My grandmother is 93 years and 1 day old today.
I’m not one of those millennials who thinks they’ll never be 40, or that 40 is “old,” thereby making everyone over 40 feel like a relic.
In fact, I don’t even think of 93 as old. But when I think about my grandmother being alive for 93 years and 1 day, I think, “That’s just a lot of life.”
I have trouble imagining having lived that much life.
This week, I showed someone a picture that was taken when I was in high school. I had to point to my 16 year old self and say, “That’s me with long hair.” Me with long hair feels like another person, a completely different life. And yet, that was only 12 years ago. How many lives has my grandmother lived?
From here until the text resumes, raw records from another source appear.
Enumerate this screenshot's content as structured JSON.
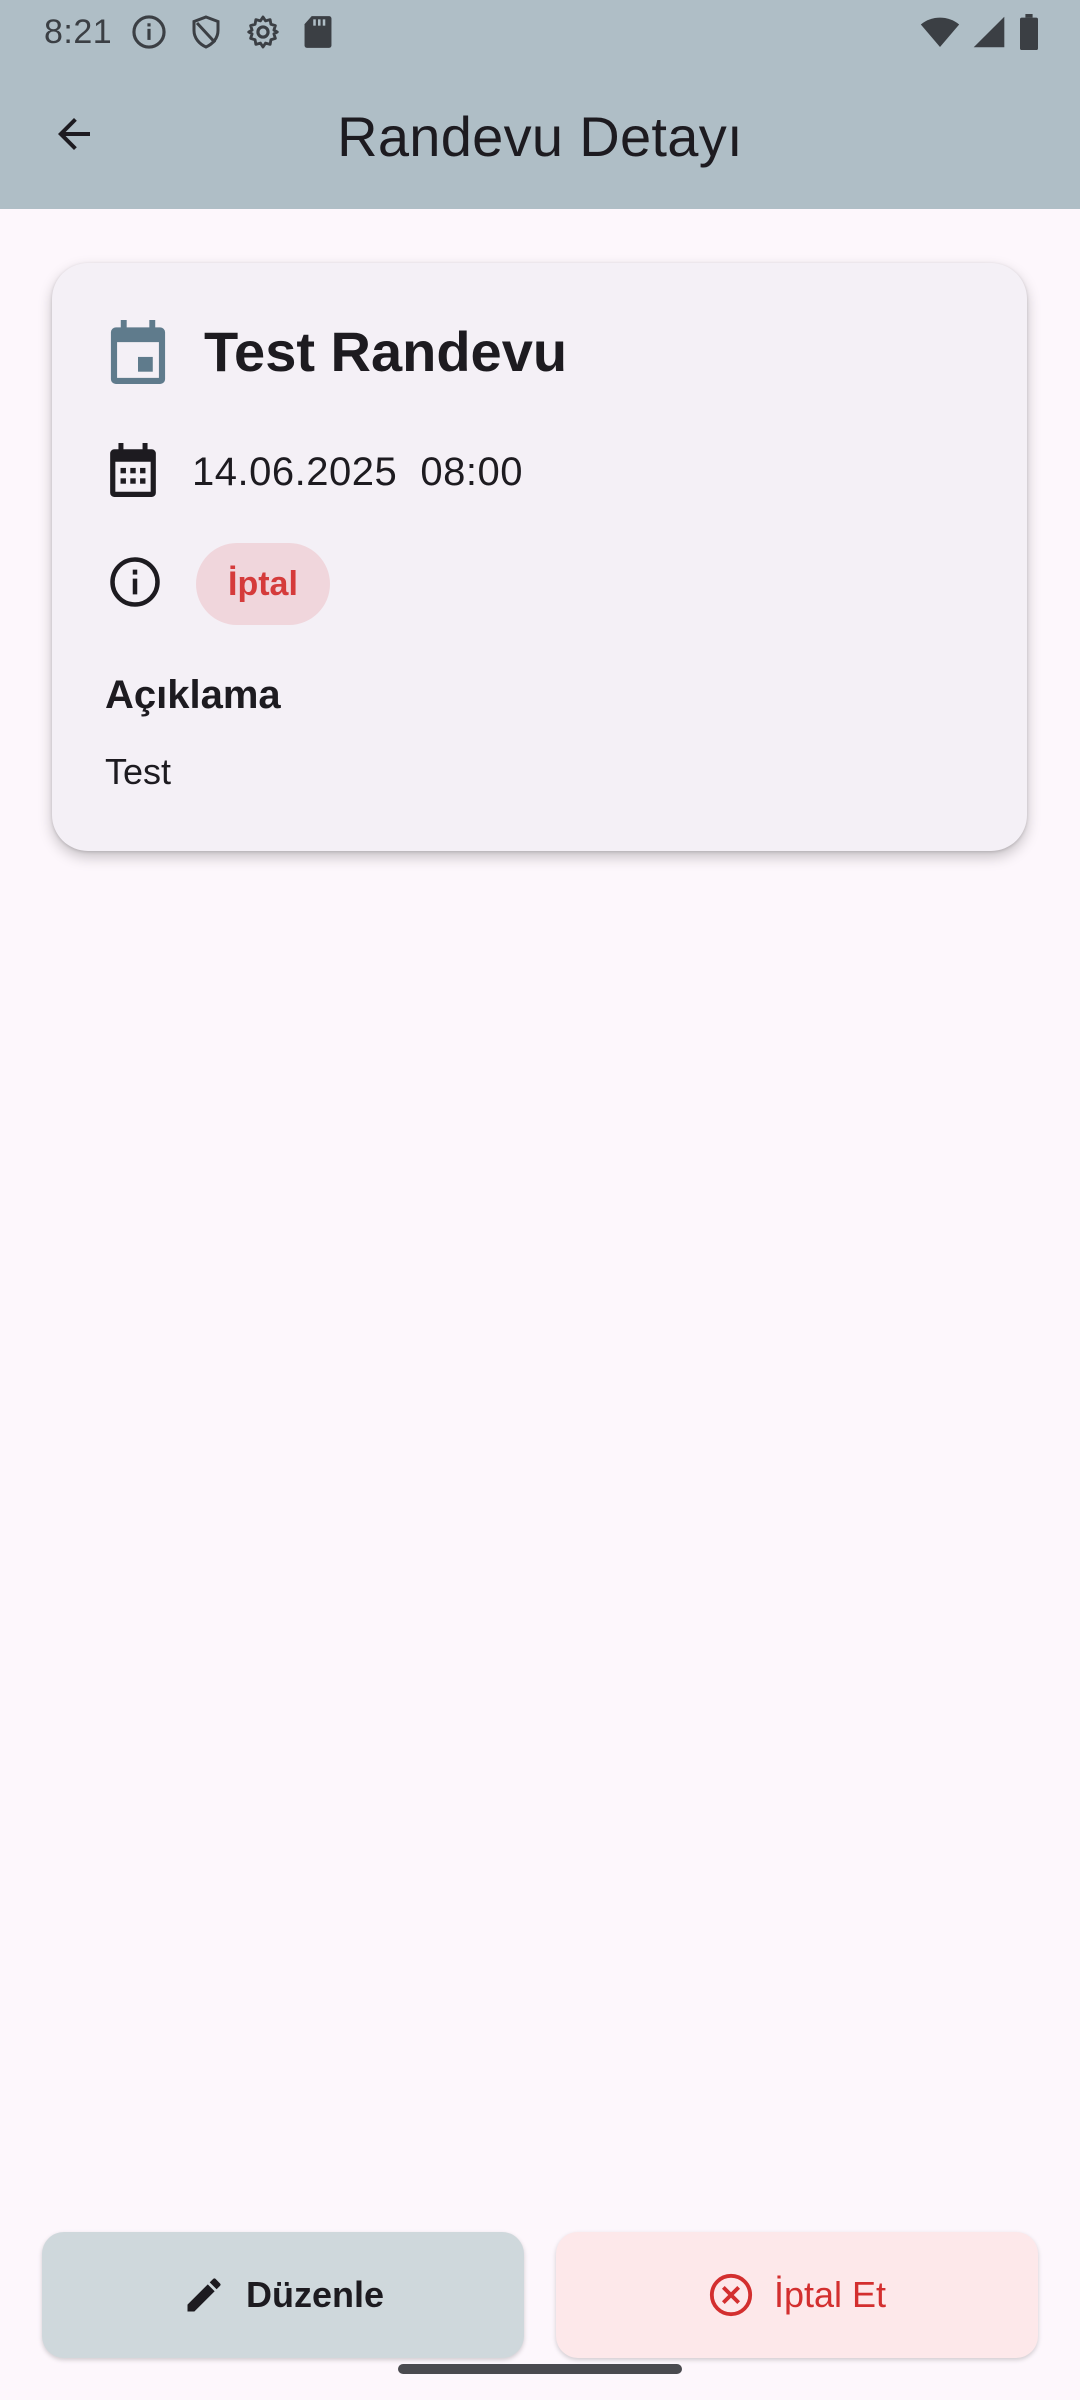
{
  "status_bar": {
    "time": "8:21",
    "left_icons": [
      "info-icon",
      "shield-icon",
      "gear-icon",
      "sd-card-icon"
    ],
    "right_icons": [
      "wifi-icon",
      "signal-icon",
      "battery-icon"
    ]
  },
  "app_bar": {
    "back_icon": "arrow-back-icon",
    "title": "Randevu Detayı"
  },
  "appointment": {
    "title": "Test Randevu",
    "date": "14.06.2025",
    "time": "08:00",
    "datetime_display": "14.06.2025  08:00",
    "status": "İptal",
    "description_heading": "Açıklama",
    "description": "Test"
  },
  "actions": {
    "edit_label": "Düzenle",
    "cancel_label": "İptal Et"
  },
  "colors": {
    "header": "#afbec6",
    "background": "#fdf7fc",
    "card": "#f4f0f6",
    "chip_bg": "#f0d6dc",
    "danger": "#d32f2f",
    "edit_button": "#cfd8dc",
    "cancel_button": "#fde8ea"
  }
}
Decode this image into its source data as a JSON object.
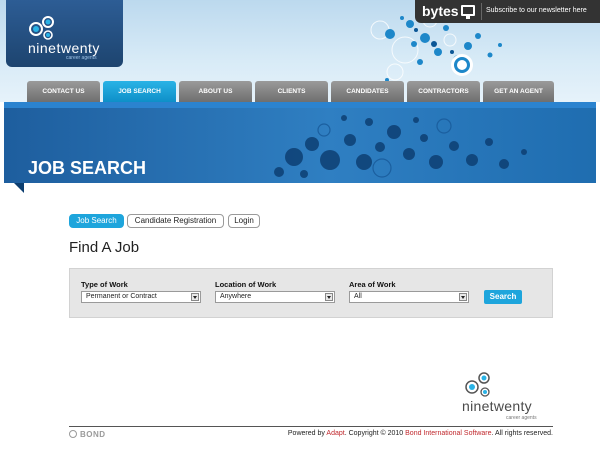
{
  "header": {
    "logo_text": "ninetwenty",
    "logo_sub": "career agents",
    "bytes_label": "bytes",
    "newsletter_label": "Subscribe to our newsletter here"
  },
  "nav": {
    "items": [
      {
        "label": "Contact Us"
      },
      {
        "label": "Job Search",
        "active": true
      },
      {
        "label": "About Us"
      },
      {
        "label": "Clients"
      },
      {
        "label": "Candidates"
      },
      {
        "label": "Contractors"
      },
      {
        "label": "Get An Agent"
      }
    ]
  },
  "banner": {
    "title": "JOB SEARCH"
  },
  "subtabs": {
    "job_search": "Job Search",
    "candidate_registration": "Candidate Registration",
    "login": "Login"
  },
  "main": {
    "title": "Find A Job",
    "type_of_work_label": "Type of Work",
    "type_of_work_value": "Permanent or Contract",
    "location_label": "Location of Work",
    "location_value": "Anywhere",
    "area_label": "Area of Work",
    "area_value": "All",
    "search_label": "Search"
  },
  "footer": {
    "logo_text": "ninetwenty",
    "logo_sub": "career agents",
    "bond_label": "BOND",
    "powered_by": "Powered by ",
    "adapt_link": "Adapt",
    "copyright_mid": ". Copyright © 2010 ",
    "bond_link": "Bond International Software",
    "rights": ". All rights reserved."
  },
  "colors": {
    "accent": "#1ea5dc",
    "nav_grey": "#7f7f7f",
    "banner_blue": "#2f7fc2",
    "link_red": "#c0282d"
  }
}
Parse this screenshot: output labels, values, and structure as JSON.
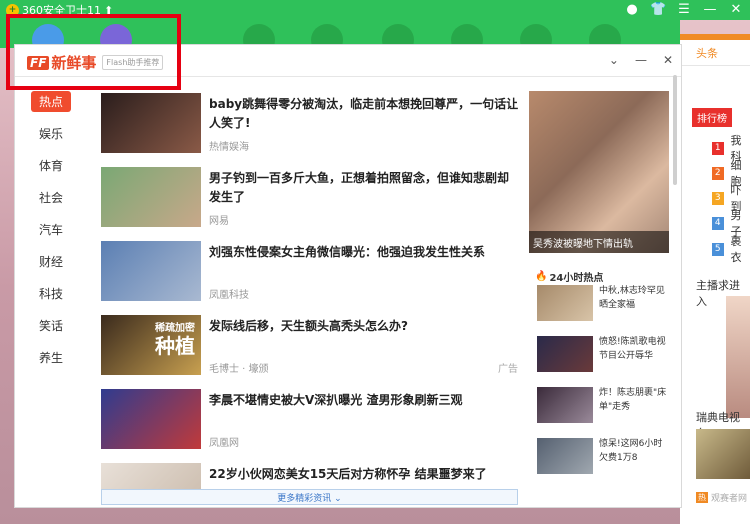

Sometimes when I visit her, I ask her to tell me stories. She’s told me about jumping over a rattlesnake when she was a child and about not telling her boss she was pregnant because he would have fired her on the spot. She’s told me quite a few stories, almost always at my urging. But I will never be able to hear about her whole life. I will never know exactly what she did in all the little moments, the inconsequential-feeling pieces of her life. There are just too many. In fact, she can’t even remember them all, and her memory is just as good as mine!
But I think back on some of my memories of my grandmother.
She raked leaves into huge piles simply so I could jump in them, raking again and again as I flattened the piles out.
She made me sandwiches and sent me into the woods to eat them, saying, “It’s too pretty out there to eat in here!”
She rushed to help me when I fell off my bike, her calm and steady hands wiping blood away from my wounds.
What to her were just little pieces of everyday life are to me memories of the sweet, patient, kind, strong woman she has always been.
We learn who people are by the way they live the everyday things, more than by how they react to the big moments.
And so, as I reflect on my own 28 years and 8 months and 1 day of life, I want to be more like my namesake: living consistently and patiently in the little, everyday moments. I will never remember all the pieces of life I have lived, even if I only live another year. But I can look back on my whole life and remember how I lived. And hopefully others will, too.